April 13, 2007 | Page 4

JUST HOW much worse the situation in Iraq has become was evident recently when a vicious massacre took place in the city of Tal Afar.

Described by the New York Times as "one of the bloodiest chapters in Iraq's sectarian strife," this northwestern city of about 200,000 witnessed a gruesome explosion of truck bombs, which killed 83 people and wounded 185--followed by a retaliatory killing spree by the local police force, who dragged 70 people into the street and shot them, execution style.

All of this, by itself, is horrifying. But what makes this particular event even more appalling is that in a long speech given three years ago in 2004, President Bush nauseatingly repeated over and over again that Tal Afar was a model example of a successful result of U.S. military operations in Iraq.

Bush described in giddy detail how "Operation Restoring Rights" had created a city where there existed a "professional police force that all sides could have confidence in"; where the "terrorists... have been driven out or put on the run"; and where "if you're a resident of Tal Afar today, this is what you're going to see:...your children going to school and playing safely in the streets...markets opening...a city that is coming back to life."

Now, three years later, residents of Tal Afar see the same police force pulling people outside of their homes and killing them.
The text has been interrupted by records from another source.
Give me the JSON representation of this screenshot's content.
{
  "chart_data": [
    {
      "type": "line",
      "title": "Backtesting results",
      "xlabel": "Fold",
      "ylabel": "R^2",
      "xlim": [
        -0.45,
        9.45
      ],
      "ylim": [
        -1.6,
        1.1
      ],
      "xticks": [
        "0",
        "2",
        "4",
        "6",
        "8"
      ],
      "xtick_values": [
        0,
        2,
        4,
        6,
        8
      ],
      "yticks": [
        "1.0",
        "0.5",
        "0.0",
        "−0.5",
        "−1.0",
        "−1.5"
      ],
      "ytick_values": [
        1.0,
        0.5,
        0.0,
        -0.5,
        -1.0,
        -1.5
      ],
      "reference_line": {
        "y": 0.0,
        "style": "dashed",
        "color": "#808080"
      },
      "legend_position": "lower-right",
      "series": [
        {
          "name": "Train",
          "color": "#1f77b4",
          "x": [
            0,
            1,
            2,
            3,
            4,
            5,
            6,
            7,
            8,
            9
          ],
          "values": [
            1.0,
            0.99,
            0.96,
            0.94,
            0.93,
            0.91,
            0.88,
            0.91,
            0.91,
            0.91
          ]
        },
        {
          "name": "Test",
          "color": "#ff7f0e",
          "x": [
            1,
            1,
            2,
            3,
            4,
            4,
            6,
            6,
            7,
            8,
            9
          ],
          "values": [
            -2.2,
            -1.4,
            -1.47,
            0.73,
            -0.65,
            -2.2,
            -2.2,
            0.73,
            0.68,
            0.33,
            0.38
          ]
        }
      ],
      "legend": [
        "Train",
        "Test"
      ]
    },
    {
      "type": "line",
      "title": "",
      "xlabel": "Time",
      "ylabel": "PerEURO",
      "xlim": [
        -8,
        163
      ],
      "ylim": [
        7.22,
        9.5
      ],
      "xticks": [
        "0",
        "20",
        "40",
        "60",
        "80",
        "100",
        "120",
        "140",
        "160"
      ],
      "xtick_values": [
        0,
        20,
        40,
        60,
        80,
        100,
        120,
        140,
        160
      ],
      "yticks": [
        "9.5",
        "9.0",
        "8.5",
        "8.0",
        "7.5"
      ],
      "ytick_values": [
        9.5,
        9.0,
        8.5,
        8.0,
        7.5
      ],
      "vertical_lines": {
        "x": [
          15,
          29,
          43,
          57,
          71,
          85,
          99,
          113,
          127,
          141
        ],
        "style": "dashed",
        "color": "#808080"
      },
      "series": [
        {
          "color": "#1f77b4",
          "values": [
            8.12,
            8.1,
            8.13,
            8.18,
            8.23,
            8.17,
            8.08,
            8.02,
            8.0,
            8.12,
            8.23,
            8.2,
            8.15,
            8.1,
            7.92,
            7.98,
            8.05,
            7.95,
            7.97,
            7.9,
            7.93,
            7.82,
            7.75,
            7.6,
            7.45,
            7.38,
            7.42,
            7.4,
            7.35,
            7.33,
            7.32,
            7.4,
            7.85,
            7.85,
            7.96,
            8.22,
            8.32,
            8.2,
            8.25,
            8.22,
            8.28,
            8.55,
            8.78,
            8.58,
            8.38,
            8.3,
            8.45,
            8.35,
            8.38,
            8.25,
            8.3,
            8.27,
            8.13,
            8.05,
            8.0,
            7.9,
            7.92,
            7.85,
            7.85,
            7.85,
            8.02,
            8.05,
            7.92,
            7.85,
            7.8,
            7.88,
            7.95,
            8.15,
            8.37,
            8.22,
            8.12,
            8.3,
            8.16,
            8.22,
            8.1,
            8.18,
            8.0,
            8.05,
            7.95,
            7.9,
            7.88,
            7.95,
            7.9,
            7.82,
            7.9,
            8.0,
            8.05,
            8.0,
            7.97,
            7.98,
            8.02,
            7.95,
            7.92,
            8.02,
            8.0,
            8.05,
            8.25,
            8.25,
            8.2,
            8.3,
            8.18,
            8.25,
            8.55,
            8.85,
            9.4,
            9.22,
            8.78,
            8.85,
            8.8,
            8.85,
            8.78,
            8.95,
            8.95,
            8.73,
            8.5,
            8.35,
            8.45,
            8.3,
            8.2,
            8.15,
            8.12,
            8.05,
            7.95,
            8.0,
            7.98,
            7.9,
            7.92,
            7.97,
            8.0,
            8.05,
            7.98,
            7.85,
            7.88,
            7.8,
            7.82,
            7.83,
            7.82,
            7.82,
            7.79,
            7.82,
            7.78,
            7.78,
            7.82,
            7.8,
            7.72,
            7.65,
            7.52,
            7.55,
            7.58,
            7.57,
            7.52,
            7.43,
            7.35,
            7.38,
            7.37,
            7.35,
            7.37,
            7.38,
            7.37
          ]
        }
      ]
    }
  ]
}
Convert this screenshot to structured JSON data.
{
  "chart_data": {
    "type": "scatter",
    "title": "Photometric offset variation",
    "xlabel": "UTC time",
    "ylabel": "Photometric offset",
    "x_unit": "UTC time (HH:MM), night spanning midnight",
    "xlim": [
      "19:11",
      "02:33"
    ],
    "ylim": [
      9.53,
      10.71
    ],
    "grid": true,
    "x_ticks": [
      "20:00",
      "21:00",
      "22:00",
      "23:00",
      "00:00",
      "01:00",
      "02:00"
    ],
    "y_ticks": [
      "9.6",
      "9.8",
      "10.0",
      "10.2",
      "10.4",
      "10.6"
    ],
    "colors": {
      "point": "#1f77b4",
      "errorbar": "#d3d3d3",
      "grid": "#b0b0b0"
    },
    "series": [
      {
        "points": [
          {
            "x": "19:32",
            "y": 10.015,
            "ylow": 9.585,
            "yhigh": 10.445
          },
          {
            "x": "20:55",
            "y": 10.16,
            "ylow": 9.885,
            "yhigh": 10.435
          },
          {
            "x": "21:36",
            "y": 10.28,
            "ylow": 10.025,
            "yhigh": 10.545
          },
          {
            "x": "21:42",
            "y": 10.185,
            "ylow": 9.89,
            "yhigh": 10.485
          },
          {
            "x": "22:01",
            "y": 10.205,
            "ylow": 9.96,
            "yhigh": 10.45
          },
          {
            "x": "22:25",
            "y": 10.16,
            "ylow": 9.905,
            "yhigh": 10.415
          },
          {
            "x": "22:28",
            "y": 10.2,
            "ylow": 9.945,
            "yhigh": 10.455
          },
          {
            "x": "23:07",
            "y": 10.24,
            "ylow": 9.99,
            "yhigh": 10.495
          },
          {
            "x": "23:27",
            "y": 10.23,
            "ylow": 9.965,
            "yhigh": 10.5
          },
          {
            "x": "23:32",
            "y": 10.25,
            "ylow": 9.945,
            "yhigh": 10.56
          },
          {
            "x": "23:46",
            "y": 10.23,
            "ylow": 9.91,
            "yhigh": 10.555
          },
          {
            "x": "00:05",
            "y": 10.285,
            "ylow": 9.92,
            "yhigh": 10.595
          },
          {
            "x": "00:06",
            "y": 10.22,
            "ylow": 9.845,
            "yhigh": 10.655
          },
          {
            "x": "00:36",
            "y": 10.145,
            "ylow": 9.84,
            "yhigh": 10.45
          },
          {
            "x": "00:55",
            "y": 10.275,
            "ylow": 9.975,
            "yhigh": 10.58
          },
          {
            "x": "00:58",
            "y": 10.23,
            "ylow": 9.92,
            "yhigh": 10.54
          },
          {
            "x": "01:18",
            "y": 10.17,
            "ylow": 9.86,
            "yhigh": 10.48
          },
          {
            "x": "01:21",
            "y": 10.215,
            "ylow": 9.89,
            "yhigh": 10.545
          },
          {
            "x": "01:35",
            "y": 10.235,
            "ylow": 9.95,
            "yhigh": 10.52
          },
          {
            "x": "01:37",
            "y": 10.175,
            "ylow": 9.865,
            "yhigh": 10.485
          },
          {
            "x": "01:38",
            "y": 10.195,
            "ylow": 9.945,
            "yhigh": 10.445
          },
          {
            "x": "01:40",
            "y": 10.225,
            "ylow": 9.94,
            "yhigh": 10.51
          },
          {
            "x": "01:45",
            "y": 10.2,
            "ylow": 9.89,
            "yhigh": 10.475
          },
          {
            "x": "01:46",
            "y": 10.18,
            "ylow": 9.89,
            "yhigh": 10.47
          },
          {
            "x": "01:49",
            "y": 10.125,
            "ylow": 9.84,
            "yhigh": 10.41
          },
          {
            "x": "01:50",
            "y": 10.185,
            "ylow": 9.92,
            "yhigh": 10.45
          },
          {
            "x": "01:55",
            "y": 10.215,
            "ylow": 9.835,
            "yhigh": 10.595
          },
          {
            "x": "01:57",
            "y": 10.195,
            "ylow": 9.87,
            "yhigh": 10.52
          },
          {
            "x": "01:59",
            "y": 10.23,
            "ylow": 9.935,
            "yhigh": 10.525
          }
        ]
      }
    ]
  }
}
They see drivers luring people to trucks pretending to give out free flour, and then detonating bombs.

And instead of seeing children playing safely in the street, Tal Afar resident Salih Qaddaw described what he saw: "I haven't heard or seen such a massacre in my life. Bodies accumulated in the streets."

Tal Afar is yet another vivid example of why the only real solution to ending the crisis in Iraq is to get the U.S. military out--now.